This notebook introduces you to the analysis of deep multi-temporal SAR image data stacks in the framework of Jupyter Notebooks. The Jupyter Notebook environment is easy to launch in any web browser for interactive data exploration with provided or new training data. Notebooks are comprised of text written in a combination of executable python code and markdown formatting including latex style mathematical equations. Another advantage of Jupyter Notebooks is that they can easily be expanded, changed, and shared with new data sets or newly available time series steps. Therefore, they provide an excellent basis for collaborative and repeatable data analysis.
This notebook covers the following data analysis concepts:
Important Notes about JupyterHub
Your JupyterHub server will automatically shutdown when left idle for more than 1 hour. Your notebooks will not be lost but you will have to restart their kernels and re-run them from the beginning. You will not be able to seamlessly continue running a partially run notebook.
import url_widget as url_w
notebookUrl = url_w.URLWidget()
display(notebookUrl)
from IPython.display import Markdown
from IPython.display import display
notebookUrl = notebookUrl.value
user = !echo $JUPYTERHUB_USER
env = !echo $CONDA_PREFIX
if env[0] == '':
env[0] = 'Python 3 (base)'
if env[0] != '/home/jovyan/.local/envs/rtc_analysis':
display(Markdown(f'<text style=color:red><strong>WARNING:</strong></text>'))
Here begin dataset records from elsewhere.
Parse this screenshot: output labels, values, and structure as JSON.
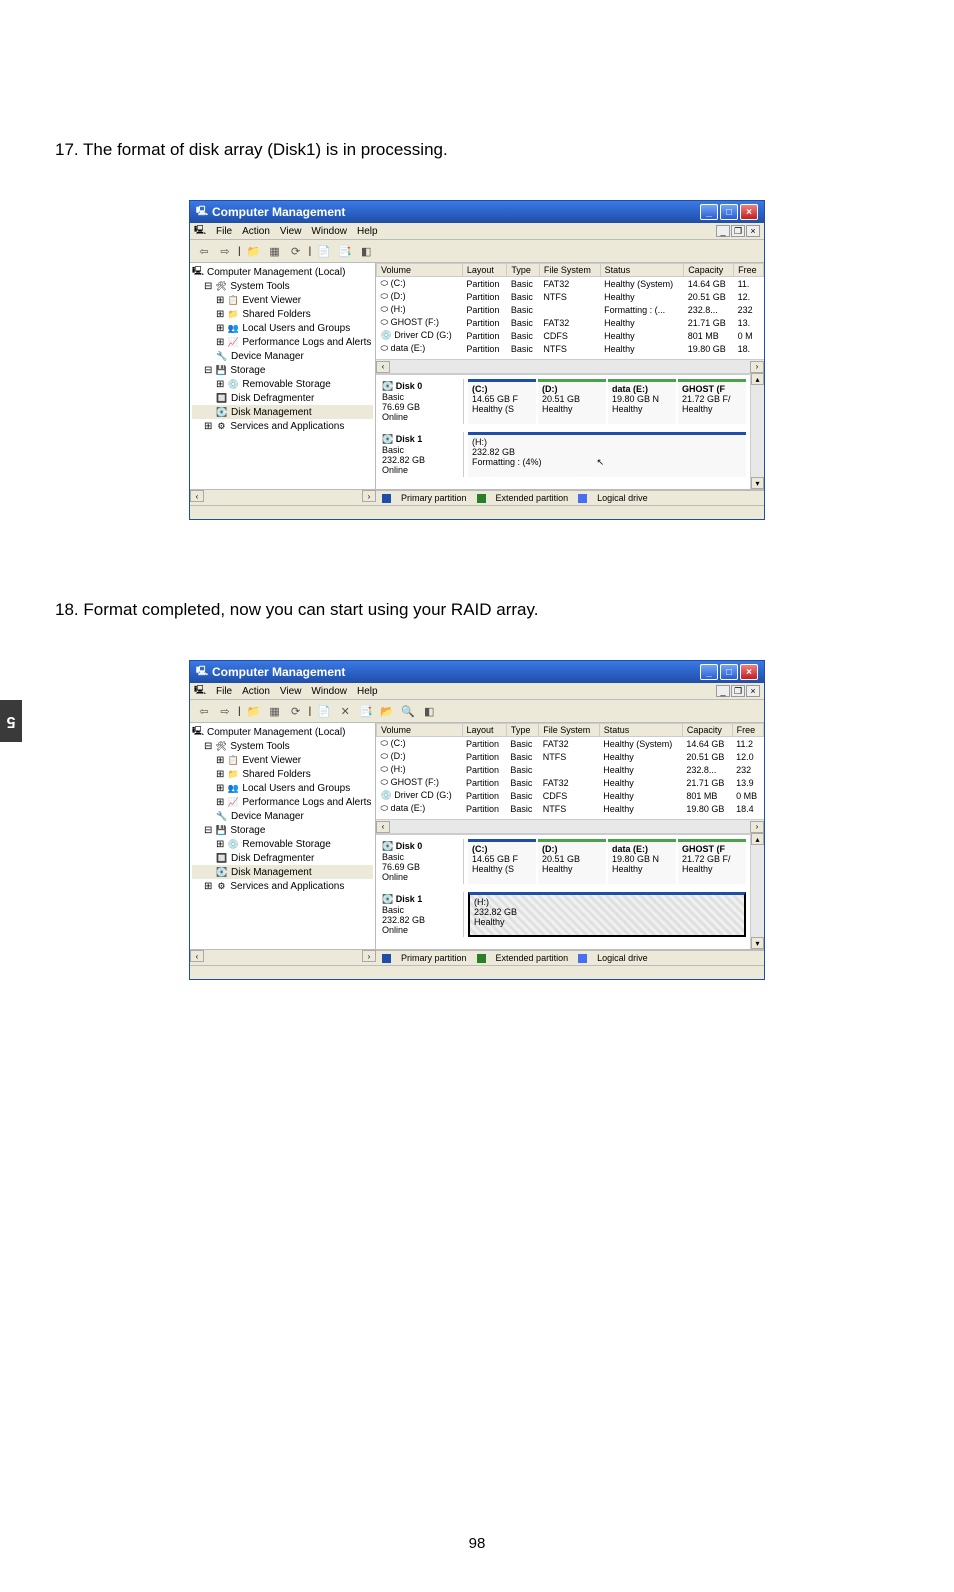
{
  "page_number": "98",
  "side_tab": "5",
  "step17_text": "17. The format of disk array (Disk1) is in processing.",
  "step18_text": "18. Format completed, now you can start using your RAID array.",
  "window_title": "Computer Management",
  "menu": {
    "file": "File",
    "action": "Action",
    "view": "View",
    "window": "Window",
    "help": "Help"
  },
  "tree": {
    "root": "Computer Management (Local)",
    "systools": "System Tools",
    "eventviewer": "Event Viewer",
    "sharedfolders": "Shared Folders",
    "localusers": "Local Users and Groups",
    "perflogs": "Performance Logs and Alerts",
    "devmgr": "Device Manager",
    "storage": "Storage",
    "removable": "Removable Storage",
    "defrag": "Disk Defragmenter",
    "diskmgmt": "Disk Management",
    "services": "Services and Applications"
  },
  "columns": {
    "volume": "Volume",
    "layout": "Layout",
    "type": "Type",
    "fs": "File System",
    "status": "Status",
    "capacity": "Capacity",
    "free": "Free"
  },
  "volumes1": [
    {
      "vol": "(C:)",
      "layout": "Partition",
      "type": "Basic",
      "fs": "FAT32",
      "status": "Healthy (System)",
      "cap": "14.64 GB",
      "free": "11."
    },
    {
      "vol": "(D:)",
      "layout": "Partition",
      "type": "Basic",
      "fs": "NTFS",
      "status": "Healthy",
      "cap": "20.51 GB",
      "free": "12."
    },
    {
      "vol": "(H:)",
      "layout": "Partition",
      "type": "Basic",
      "fs": "",
      "status": "Formatting : (...",
      "cap": "232.8...",
      "free": "232"
    },
    {
      "vol": "GHOST (F:)",
      "layout": "Partition",
      "type": "Basic",
      "fs": "FAT32",
      "status": "Healthy",
      "cap": "21.71 GB",
      "free": "13."
    },
    {
      "vol": "Driver CD (G:)",
      "layout": "Partition",
      "type": "Basic",
      "fs": "CDFS",
      "status": "Healthy",
      "cap": "801 MB",
      "free": "0 M"
    },
    {
      "vol": "data (E:)",
      "layout": "Partition",
      "type": "Basic",
      "fs": "NTFS",
      "status": "Healthy",
      "cap": "19.80 GB",
      "free": "18."
    }
  ],
  "volumes2": [
    {
      "vol": "(C:)",
      "layout": "Partition",
      "type": "Basic",
      "fs": "FAT32",
      "status": "Healthy (System)",
      "cap": "14.64 GB",
      "free": "11.2"
    },
    {
      "vol": "(D:)",
      "layout": "Partition",
      "type": "Basic",
      "fs": "NTFS",
      "status": "Healthy",
      "cap": "20.51 GB",
      "free": "12.0"
    },
    {
      "vol": "(H:)",
      "layout": "Partition",
      "type": "Basic",
      "fs": "",
      "status": "Healthy",
      "cap": "232.8...",
      "free": "232"
    },
    {
      "vol": "GHOST (F:)",
      "layout": "Partition",
      "type": "Basic",
      "fs": "FAT32",
      "status": "Healthy",
      "cap": "21.71 GB",
      "free": "13.9"
    },
    {
      "vol": "Driver CD (G:)",
      "layout": "Partition",
      "type": "Basic",
      "fs": "CDFS",
      "status": "Healthy",
      "cap": "801 MB",
      "free": "0 MB"
    },
    {
      "vol": "data (E:)",
      "layout": "Partition",
      "type": "Basic",
      "fs": "NTFS",
      "status": "Healthy",
      "cap": "19.80 GB",
      "free": "18.4"
    }
  ],
  "disk0": {
    "name": "Disk 0",
    "basic": "Basic",
    "size": "76.69 GB",
    "state": "Online",
    "parts": [
      {
        "name": "(C:)",
        "size": "14.65 GB F",
        "status": "Healthy (S"
      },
      {
        "name": "(D:)",
        "size": "20.51 GB",
        "status": "Healthy"
      },
      {
        "name": "data (E:)",
        "size": "19.80 GB N",
        "status": "Healthy"
      },
      {
        "name": "GHOST (F",
        "size": "21.72 GB F/",
        "status": "Healthy"
      }
    ]
  },
  "disk1_a": {
    "name": "Disk 1",
    "basic": "Basic",
    "size": "232.82 GB",
    "state": "Online",
    "part": {
      "name": "(H:)",
      "size": "232.82 GB",
      "status": "Formatting : (4%)"
    }
  },
  "disk1_b": {
    "name": "Disk 1",
    "basic": "Basic",
    "size": "232.82 GB",
    "state": "Online",
    "part": {
      "name": "(H:)",
      "size": "232.82 GB",
      "status": "Healthy"
    }
  },
  "legend": {
    "primary": "Primary partition",
    "extended": "Extended partition",
    "logical": "Logical drive"
  }
}
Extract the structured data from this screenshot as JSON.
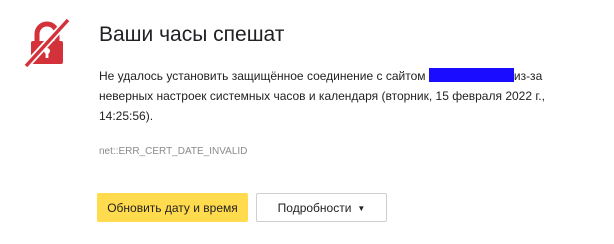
{
  "header": {
    "title": "Ваши часы спешат",
    "icon": "broken-lock-icon",
    "icon_color": "#d3323a"
  },
  "message": {
    "before_site": "Не удалось установить защищённое соединение с сайтом",
    "after_site": "из-за неверных настроек системных часов и календаря (вторник, 15 февраля 2022 г., 14:25:56)."
  },
  "error_code": "net::ERR_CERT_DATE_INVALID",
  "buttons": {
    "update_label": "Обновить дату и время",
    "details_label": "Подробности",
    "details_caret": "▼"
  },
  "colors": {
    "primary_button": "#ffdb4d",
    "redaction": "#1a0dff"
  }
}
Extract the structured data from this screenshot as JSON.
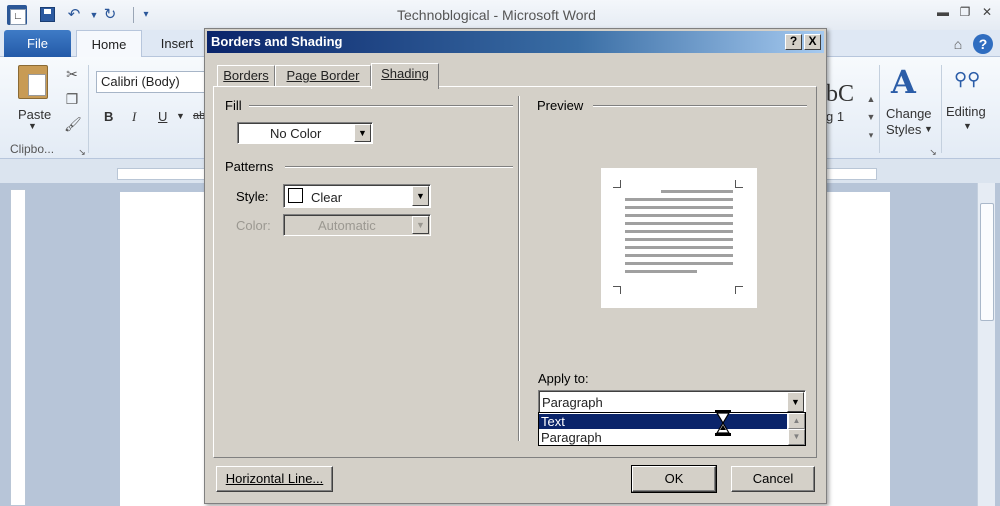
{
  "window": {
    "title": "Technoblogical - Microsoft Word",
    "app_icon": "W"
  },
  "quick_access": {
    "save": "save-icon",
    "undo": "undo-icon",
    "redo": "redo-icon"
  },
  "tabs": {
    "file": "File",
    "home": "Home",
    "insert": "Insert"
  },
  "ribbon": {
    "paste": "Paste",
    "clipboard": "Clipbo...",
    "font_name": "Calibri (Body)",
    "bold": "B",
    "italic": "I",
    "underline": "U",
    "strike": "ab",
    "style_preview": "bC",
    "style_name": "g 1",
    "change_styles": "Change",
    "change_styles_2": "Styles",
    "editing": "Editing"
  },
  "dialog": {
    "title": "Borders and Shading",
    "help": "?",
    "close": "X",
    "tabs": [
      "Borders",
      "Page Border",
      "Shading"
    ],
    "active_tab": "Shading",
    "fill": {
      "label": "Fill",
      "value": "No Color"
    },
    "patterns": {
      "label": "Patterns",
      "style_label": "Style:",
      "style_value": "Clear",
      "color_label": "Color:",
      "color_value": "Automatic"
    },
    "preview": {
      "label": "Preview"
    },
    "apply_to": {
      "label": "Apply to:",
      "value": "Paragraph",
      "options": [
        "Text",
        "Paragraph"
      ],
      "highlighted": "Text"
    },
    "buttons": {
      "horizontal_line": "Horizontal Line...",
      "ok": "OK",
      "cancel": "Cancel"
    }
  },
  "colors": {
    "dialog_bg": "#d4d0c8",
    "title_start": "#0a246a",
    "title_end": "#a6caf0",
    "selection": "#0a246a",
    "file_tab": "#2b5797"
  }
}
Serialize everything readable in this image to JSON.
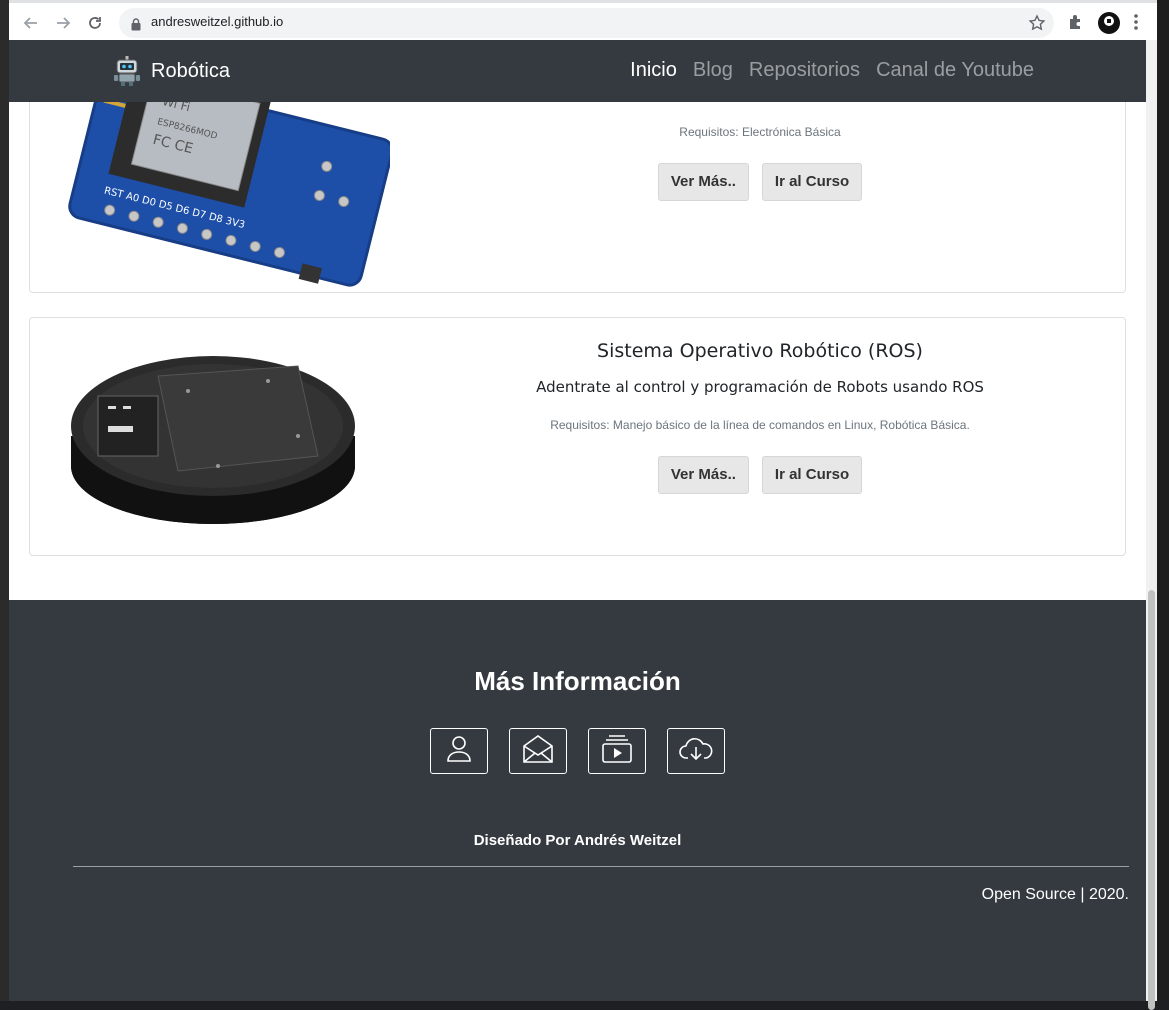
{
  "browser": {
    "url": "andresweitzel.github.io"
  },
  "navbar": {
    "brand": "Robótica",
    "links": [
      "Inicio",
      "Blog",
      "Repositorios",
      "Canal de Youtube"
    ]
  },
  "cards": [
    {
      "title": "",
      "description": "",
      "requirements": "Requisitos: Electrónica Básica",
      "more_label": "Ver Más..",
      "course_label": "Ir al Curso"
    },
    {
      "title": "Sistema Operativo Robótico (ROS)",
      "description": "Adentrate al control y programación de Robots usando ROS",
      "requirements": "Requisitos: Manejo básico de la línea de comandos en Linux, Robótica Básica.",
      "more_label": "Ver Más..",
      "course_label": "Ir al Curso"
    }
  ],
  "footer": {
    "heading": "Más Información",
    "icons": [
      "person-icon",
      "envelope-icon",
      "video-icon",
      "cloud-download-icon"
    ],
    "designed_by": "Diseñado Por Andrés Weitzel",
    "copyright": "Open Source | 2020."
  },
  "colors": {
    "navbar_bg": "#343a40",
    "footer_bg": "#343a40",
    "button_bg": "#e7e7e7"
  }
}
display(Markdown(f'<text style=color:red>This notebook should be run using the "rtc_analysis" conda environment.</text>'))
display(Markdown(f'<text style=color:red>It is currently using the "{env[0].split("/")[-1]}" environment.</text>'))
display(Markdown(f'<text style=color:red>Select the "rtc_analysis" from the "Change Kernel" submenu of the "Kernel" menu.</text>'))
display(Markdown(f'<text style=color:red>If the "rtc_analysis" environment is not present, use <a href="{notebookUrl.split("/user")[0]}/user/{user[0]}/notebooks/conda_environments/Create_OSL_Conda_Environments.ipynb"> Create_OSL_Conda_Environments.ipynb </a> to create it.</text>'))
display(Markdown(f'<text style=color:red>Note that you must restart your server after creating a new environment before it is usable by notebooks.</text>'))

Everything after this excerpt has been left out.